Windhoek
Namibia has no plans of borrowing money – estimated at N$70 billion – needed for its industrialisation ambitions, contrary to reports that the country was planning to secure loans and bonds from the United States of America, China, India and Japan for this purpose.
Speaking to Bloomberg in New York on Monday President Hage Geingob said the N$70 billion figure was a conservative estimate and hastened to point out that industrialisation is a duty of both government and the private sector.
He told Bloomberg editors that if Namibia wants to borrow money in future, for any purpose, it would make South Africa its first port of call, because of low exchange rates between the two countries.
“Rand bonds would be much better than dollar-denominated Eurobonds,” Geingob was quoted as saying. The Namibian dollar is pegged to the South African rand and, therefore, the exchange rate between the two currencies is the same.
“The president’s view is that borrowing from South Africa – if at all – is the same as borrowing locally, because the currency is the same. So it’s safer to borrow locally, or from South Africa, because we use the same currency, which – in the context of exchange rates – is a better option,” Geingob’s economic advisor, Dr John Steytler, told New Era from New York yesterday.
Bloomberg, after interviewing Geingob, reported that Namibia would seek to raise about US$5 billion (N$69.5 billion) in loans and
bonds over the next decade to help diversify and industrialise its economy with debt sales likely to take place in South Africa.
The Presidency said yesterday that President Geingob was misinterpreted in his analysis, as Namibia has no plans of borrowing such money and that he was only commenting on how much the country would need to fully realise its industrialisation goals.
“The conservative figure that the president mentioned includes private capital investment, so industrialisation should not be seen as a sole government responsibility only. This is just a growth estimate. We’re not in New York to beg for money from anyone,” Steytler said.
With a gross domestic product per person of about US$5000, Namibia is considered one of the wealthiest nations in Africa.
While the rand has appreciated 12 percent against the dollar this year, since the start of 2015 it has been one of the worst-performing currencies among major emerging markets, weakening 17 percent.
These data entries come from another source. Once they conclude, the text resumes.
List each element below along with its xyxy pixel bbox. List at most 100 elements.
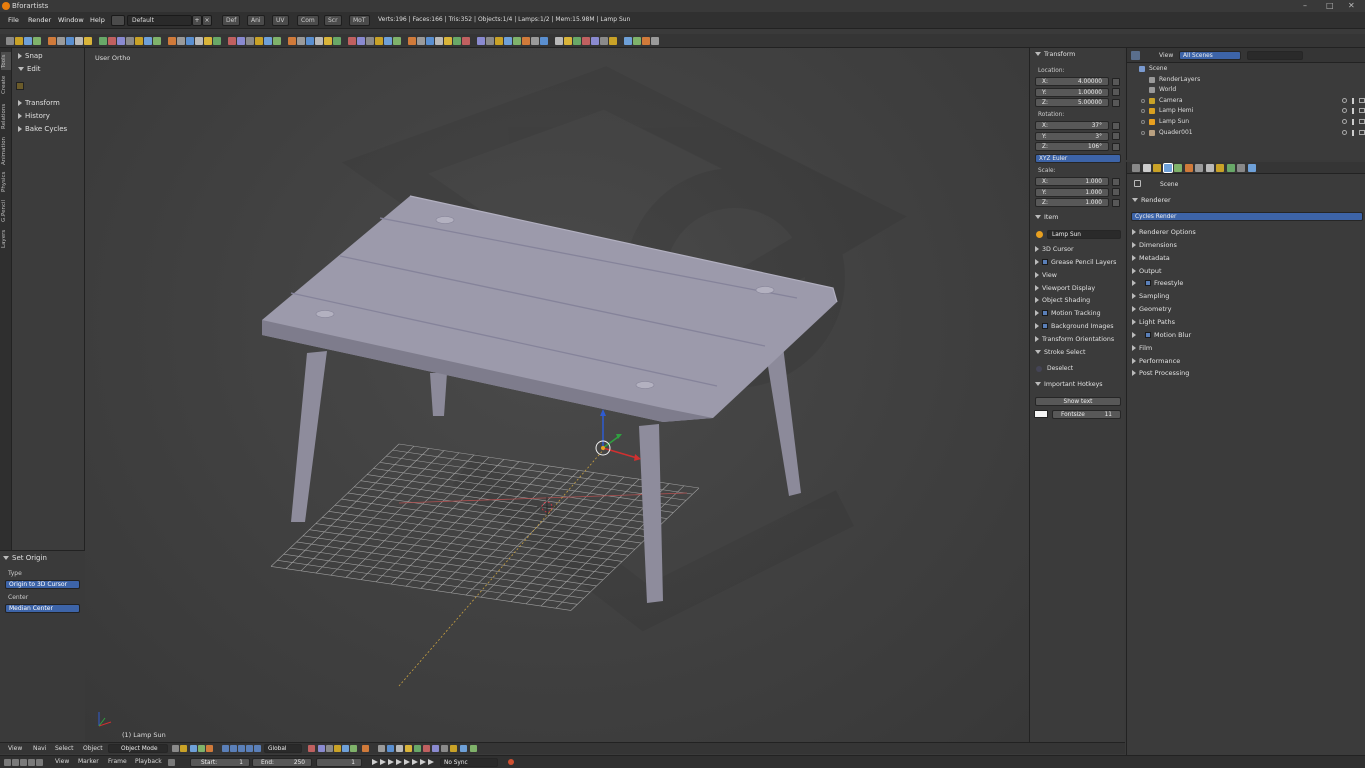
viewport-header-icon[interactable] [318, 745, 325, 752]
tab-physics[interactable]: Physics [1, 170, 11, 194]
toolbar-tool-icon[interactable] [264, 37, 272, 45]
tab-create[interactable]: Create [1, 72, 11, 98]
properties-panel-sampling[interactable]: Sampling [1132, 292, 1169, 300]
viewport-header-icon[interactable] [460, 745, 467, 752]
sidebar-section-viewport-display[interactable]: Viewport Display [1035, 284, 1095, 292]
toolbar-tool-icon[interactable] [153, 37, 161, 45]
toolbar-tool-icon[interactable] [213, 37, 221, 45]
properties-panel-performance[interactable]: Performance [1132, 357, 1180, 365]
viewport-header-icon[interactable] [387, 745, 394, 752]
lock-icon[interactable] [1112, 88, 1120, 96]
menu-file[interactable]: File [8, 16, 19, 24]
screen-layout-icon[interactable] [111, 15, 125, 26]
timeline-header-icon[interactable] [4, 759, 11, 766]
viewport-header-icon[interactable] [378, 745, 385, 752]
outliner-editor-icon[interactable] [1131, 51, 1140, 60]
toolbar-tool-icon[interactable] [306, 37, 314, 45]
checkbox[interactable] [1145, 280, 1151, 287]
minimize-button[interactable]: – [1303, 1, 1307, 10]
toolbar-tool-icon[interactable] [288, 37, 296, 45]
location-field-0[interactable]: X: 4.00000 [1035, 77, 1109, 86]
playback-button-icon[interactable] [372, 759, 378, 765]
item-name-field[interactable]: Lamp Sun [1047, 230, 1121, 239]
toolbar-tool-icon[interactable] [591, 37, 599, 45]
lock-icon[interactable] [1112, 98, 1120, 107]
outliner-item[interactable]: Lamp Sun [1159, 118, 1189, 125]
toolbar-tool-icon[interactable] [186, 37, 194, 45]
viewport-header-icon[interactable] [254, 745, 261, 752]
timeline-menu-view[interactable]: View [55, 758, 69, 765]
tab-tools[interactable]: Tools [1, 52, 11, 70]
toolbar-tool-icon[interactable] [426, 37, 434, 45]
scene-filter-select[interactable]: All Scenes [1179, 51, 1241, 60]
rotation-field-2[interactable]: Z: 106° [1035, 142, 1109, 151]
toolbar-tool-icon[interactable] [168, 37, 176, 45]
item-panel-header[interactable]: Item [1035, 214, 1058, 221]
tab-animation[interactable]: Animation [1, 134, 11, 168]
tab-scr[interactable]: Scr [324, 15, 342, 26]
remove-screen-icon[interactable]: × [202, 15, 212, 26]
playback-button-icon[interactable] [380, 759, 386, 765]
toolbar-tool-icon[interactable] [48, 37, 56, 45]
expand-toggle-icon[interactable] [1141, 120, 1145, 124]
viewport-header-icon[interactable] [470, 745, 477, 752]
toolbar-tool-icon[interactable] [453, 37, 461, 45]
toolbar-tool-icon[interactable] [315, 37, 323, 45]
properties-panel-metadata[interactable]: Metadata [1132, 254, 1170, 262]
operator-title[interactable]: Set Origin [3, 554, 47, 562]
deselect-button[interactable]: Deselect [1047, 365, 1073, 372]
important-hotkeys-header[interactable]: Important Hotkeys [1035, 381, 1103, 388]
toolbar-tool-icon[interactable] [15, 37, 23, 45]
toolbar-tool-icon[interactable] [513, 37, 521, 45]
menu-help[interactable]: Help [90, 16, 105, 24]
toolbar-tool-icon[interactable] [573, 37, 581, 45]
properties-tab-icon[interactable] [1205, 164, 1214, 172]
toolbar-tool-icon[interactable] [228, 37, 236, 45]
lock-icon[interactable] [1112, 77, 1120, 86]
properties-tab-icon[interactable] [1174, 164, 1182, 172]
sidebar-section-object-shading[interactable]: Object Shading [1035, 297, 1090, 304]
properties-panel-motion-blur[interactable]: Motion Blur [1132, 331, 1191, 339]
lock-icon[interactable] [1112, 142, 1120, 151]
lock-icon[interactable] [1112, 198, 1120, 207]
type-select[interactable]: Origin to 3D Cursor [5, 580, 80, 589]
center-select[interactable]: Median Center [5, 604, 80, 613]
timeline-menu-frame[interactable]: Frame [108, 758, 127, 765]
start-frame-field[interactable]: Start: 1 [190, 758, 250, 767]
sidebar-section-grease-pencil-layers[interactable]: Grease Pencil Layers [1035, 258, 1116, 266]
toolbar-tool-icon[interactable] [84, 37, 92, 45]
viewport-header-icon[interactable] [238, 745, 245, 752]
scale-field-0[interactable]: X: 1.000 [1035, 177, 1109, 186]
toolbar-tool-icon[interactable] [177, 37, 185, 45]
sidebar-section-background-images[interactable]: Background Images [1035, 323, 1114, 330]
expand-toggle-icon[interactable] [1141, 130, 1145, 135]
selectable-cursor-icon[interactable] [1352, 108, 1354, 115]
properties-tab-icon[interactable] [1142, 164, 1151, 172]
fontsize-field[interactable]: Fontsize 11 [1052, 410, 1121, 419]
toolbar-tool-icon[interactable] [324, 37, 332, 45]
tab-layers[interactable]: Layers [1, 228, 11, 250]
viewport-header-icon[interactable] [441, 745, 448, 752]
tab-uv[interactable]: UV [272, 15, 289, 26]
viewport-header-icon[interactable] [423, 745, 430, 752]
toolbar-tool-icon[interactable] [204, 37, 212, 45]
lock-icon[interactable] [1112, 188, 1120, 196]
properties-tab-icon[interactable] [1195, 164, 1203, 172]
render-engine-select[interactable]: Cycles Render [1131, 212, 1363, 221]
toolbar-tool-icon[interactable] [366, 37, 374, 45]
playback-button-icon[interactable] [412, 759, 418, 765]
toolbar-tool-icon[interactable] [408, 37, 416, 45]
viewport-header-icon[interactable] [450, 745, 457, 752]
current-frame-field[interactable]: 1 [316, 758, 362, 767]
visibility-eye-icon[interactable] [1342, 108, 1347, 114]
toolbar-tool-icon[interactable] [357, 37, 365, 45]
toolbar-tool-icon[interactable] [195, 37, 203, 45]
scale-field-2[interactable]: Z: 1.000 [1035, 198, 1109, 207]
menu-object[interactable]: Object [83, 745, 103, 752]
timeline-menu-marker[interactable]: Marker [78, 758, 99, 765]
properties-panel-freestyle[interactable]: Freestyle [1132, 279, 1183, 287]
scale-field-1[interactable]: Y: 1.000 [1035, 187, 1109, 197]
outliner-view-menu[interactable]: View [1159, 52, 1173, 59]
properties-tab-icon[interactable] [1216, 164, 1224, 172]
toolbar-tool-icon[interactable] [555, 37, 563, 45]
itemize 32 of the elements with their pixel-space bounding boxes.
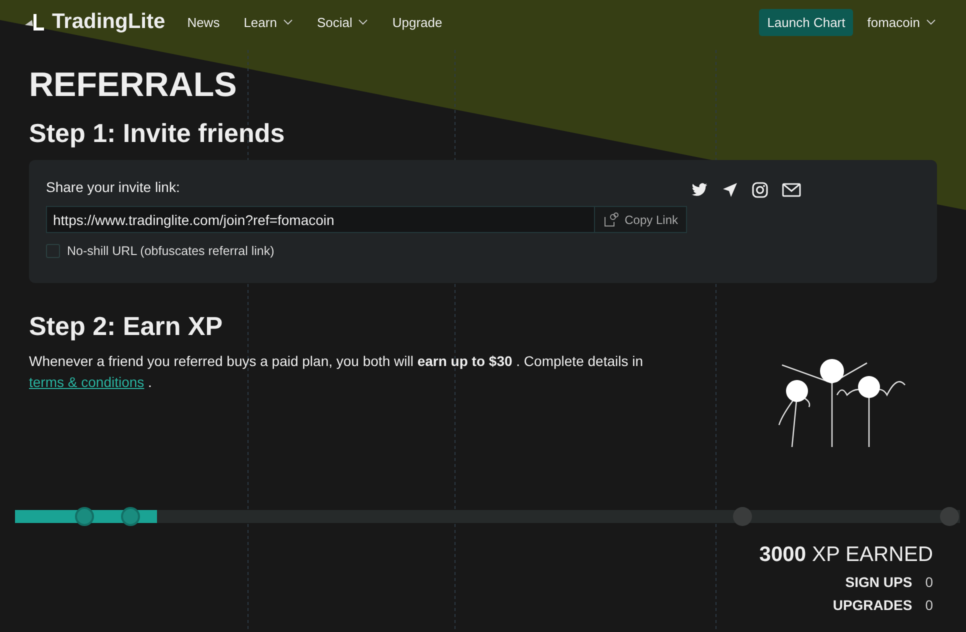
terms-link[interactable]: terms & conditions: [29, 374, 144, 390]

That caused the Namibian dollar to drop in tandem and made its debts payable in the U.S. currency more expensive to pay off.
The rand gained 0.9 percent to reach 13.7876 per dollar by 09h01 on Monday.
Namibia does not have any plans to sell another dollar Eurobond, said Geingob, who came to power last year. The country has tapped the market twice, most recently in October 2015, when it sold $750 million of securities due in October 2025. Yields on those fell 2 basis points in Windhoek on Monday to reach 4.44 percent by 15h23.
Yields fell from a peak of 6.95 percent on January 18, which gained bondholders 24 percent. That compares with an average gain in that period of 15 percent for emerging market dollar bonds issued by governments, according to Bloomberg indexes. Namibia has issued three rand bonds since 2012. In July it sold 492 million rand (US$36 million) of debt maturing in August 2023 and August 2026.
Geingob said the Namibian government would also seek German investment, including in renewable energy, as a form of reparation for the massacre of Ovaherero and Namas in the early 20th century, when Namibia was a colony, known as German South-West Africa.
“Germans will come in a big way,” he said. “We are telling them, you are the power here. You killed many of our people. Help us to change that. Now they have agreed,” he said, adding that if Namibia can get aid in kind, it would help improve the conditions in the country.